Naturalisé en 1948, Michel Zadounaïsky continue à réaliser, en étroite et intime collaboration avec Buer (relieur) et Dumaine (verrier), des objets destinés à une clientèle aisée et éclairée, issue du monde du spectacle, et ce jusqu'à sa mort en 1983. Il reçoit aussi des commandes publiques comme la porte d'une banque en 1950, ou une porte d'intérieur à décor d'oiseaux, où il martèle uniquement les animaux.

En 1953, le vicomte de la Croix-Laval, un de ses fidèles clients, à nouveau lui commande un Rhinocéros grandeur nature qui devait être entièrement en argent. Malheureusement, le vicomte meurt avant l'exécution définitive à taille réelle. Le musée d'Art Moderne de la ville de Paris en conserve une version en fer forgé de dimensions réduites actuellement exposée au musée d'Art et d'Industrie de Roubaix. Il réalise également une Tête de cheval, issue des réserves du musée des Beaux-Arts de Lyon.

Pour Antoine Clinet, directeur des services de l'architecture de la ville de Lyon, il réalise différents objets d'usage personnel comme des lampes ou cache-radiateurs. Puis celui-ci le charge de concevoir, pour la mairie du 5e arrondissement, des grilles, des balcons, ainsi qu'un grand réflecteur et une jardinière en 1956. Plus tard, grâce à Weckerlin, architecte honoraire de la ville de Lyon, il obtient d'importantes commandes publiques, telles que la grille d'entrée de l'Hôtel de Gadagne en 1959, les grilles de la salle du Trésor de la cathédrale Saint-Jean en 1961, et la grille du musée de I'Imprimerie en 1962. Il ferme définitivement en 1973, son magasin situé avenue Foch, qu'il avait nommé « Temps heureux ».

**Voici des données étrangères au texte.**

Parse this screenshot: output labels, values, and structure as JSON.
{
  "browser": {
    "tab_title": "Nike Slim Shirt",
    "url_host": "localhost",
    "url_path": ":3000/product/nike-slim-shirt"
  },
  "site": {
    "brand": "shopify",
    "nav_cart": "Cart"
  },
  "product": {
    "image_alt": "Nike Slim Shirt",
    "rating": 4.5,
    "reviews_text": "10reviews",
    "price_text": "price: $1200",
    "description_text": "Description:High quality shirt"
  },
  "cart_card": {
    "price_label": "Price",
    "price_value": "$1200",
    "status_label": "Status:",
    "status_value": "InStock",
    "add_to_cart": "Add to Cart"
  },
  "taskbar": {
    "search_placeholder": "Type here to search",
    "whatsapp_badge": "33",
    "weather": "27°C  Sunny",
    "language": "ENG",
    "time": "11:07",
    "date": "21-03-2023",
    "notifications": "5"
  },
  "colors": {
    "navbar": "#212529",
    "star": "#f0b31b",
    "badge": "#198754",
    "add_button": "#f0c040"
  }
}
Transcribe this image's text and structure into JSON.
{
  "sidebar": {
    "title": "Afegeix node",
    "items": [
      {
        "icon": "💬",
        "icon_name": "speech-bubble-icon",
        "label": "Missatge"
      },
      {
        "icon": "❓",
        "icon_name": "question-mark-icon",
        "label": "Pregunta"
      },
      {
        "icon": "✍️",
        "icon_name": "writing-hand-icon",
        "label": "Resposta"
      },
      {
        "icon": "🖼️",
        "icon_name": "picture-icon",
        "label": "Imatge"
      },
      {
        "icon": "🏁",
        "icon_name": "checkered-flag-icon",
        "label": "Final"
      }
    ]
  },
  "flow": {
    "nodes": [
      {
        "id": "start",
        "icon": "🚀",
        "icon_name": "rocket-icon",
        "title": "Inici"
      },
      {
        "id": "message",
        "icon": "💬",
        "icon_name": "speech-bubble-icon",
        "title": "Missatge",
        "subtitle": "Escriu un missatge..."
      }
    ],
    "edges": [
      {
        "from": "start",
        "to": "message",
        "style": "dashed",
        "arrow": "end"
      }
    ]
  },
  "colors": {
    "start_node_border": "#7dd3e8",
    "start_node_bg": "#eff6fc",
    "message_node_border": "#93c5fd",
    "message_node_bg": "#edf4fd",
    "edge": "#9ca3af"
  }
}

Michel Zadounaïsky confie à Robert Chaumier à propos de la façon dont il se considère « Buer et moi nous sommes des artistes, c'est entendu, mais ce qu'il y a de sympathique dans notre cas, c'est que nous sommes aussi des artisans. C'est dire que notre art possède à sa base un métier, une technique. Tous les arts en sont là du reste, mais parmi ceux qui les pratiquent, beaucoup, peintres ou littérateurs, ont trop eu tendance à l'oublier. Pour nous c'était impossible. Nous travaillons sur une matière dure et rebelle, et les lois qui servent à la plier à notre fantaisie datent d'avant nous. Nous devons commencer par nous y soumettre. La technique que nous possédons ne nous sert pas qu'à faire naître nos œuvres, elle nous garde le plein sens des réalités et plie notre imagination à ne pas s'abandonner à des rêveries incongrues »[9].

Désireux d'abolir la frontière entre les arts libéraux et les arts utiles, il est un artisan, un artiste, et peut-être le seul sculpteur sur fer de l'Art Déco. Michel Zadounaïsky, proclame : « La ferronnerie d'art, c'est un métier complet, il faut du biceps, il faut du cerveau. Mon travail et ma vie ne font qu'un »[10].

Récompense[modifier | modifier le code]

Dès 1937, la réputation de Michel Zadounaïsky s'étend. Il obtient la médaille d'argent de l'Exposition internationale des arts et des techniques de Paris, puis la médaille d'or de l'Artisanat Français.

Vente aux enchères[modifier | modifier le code]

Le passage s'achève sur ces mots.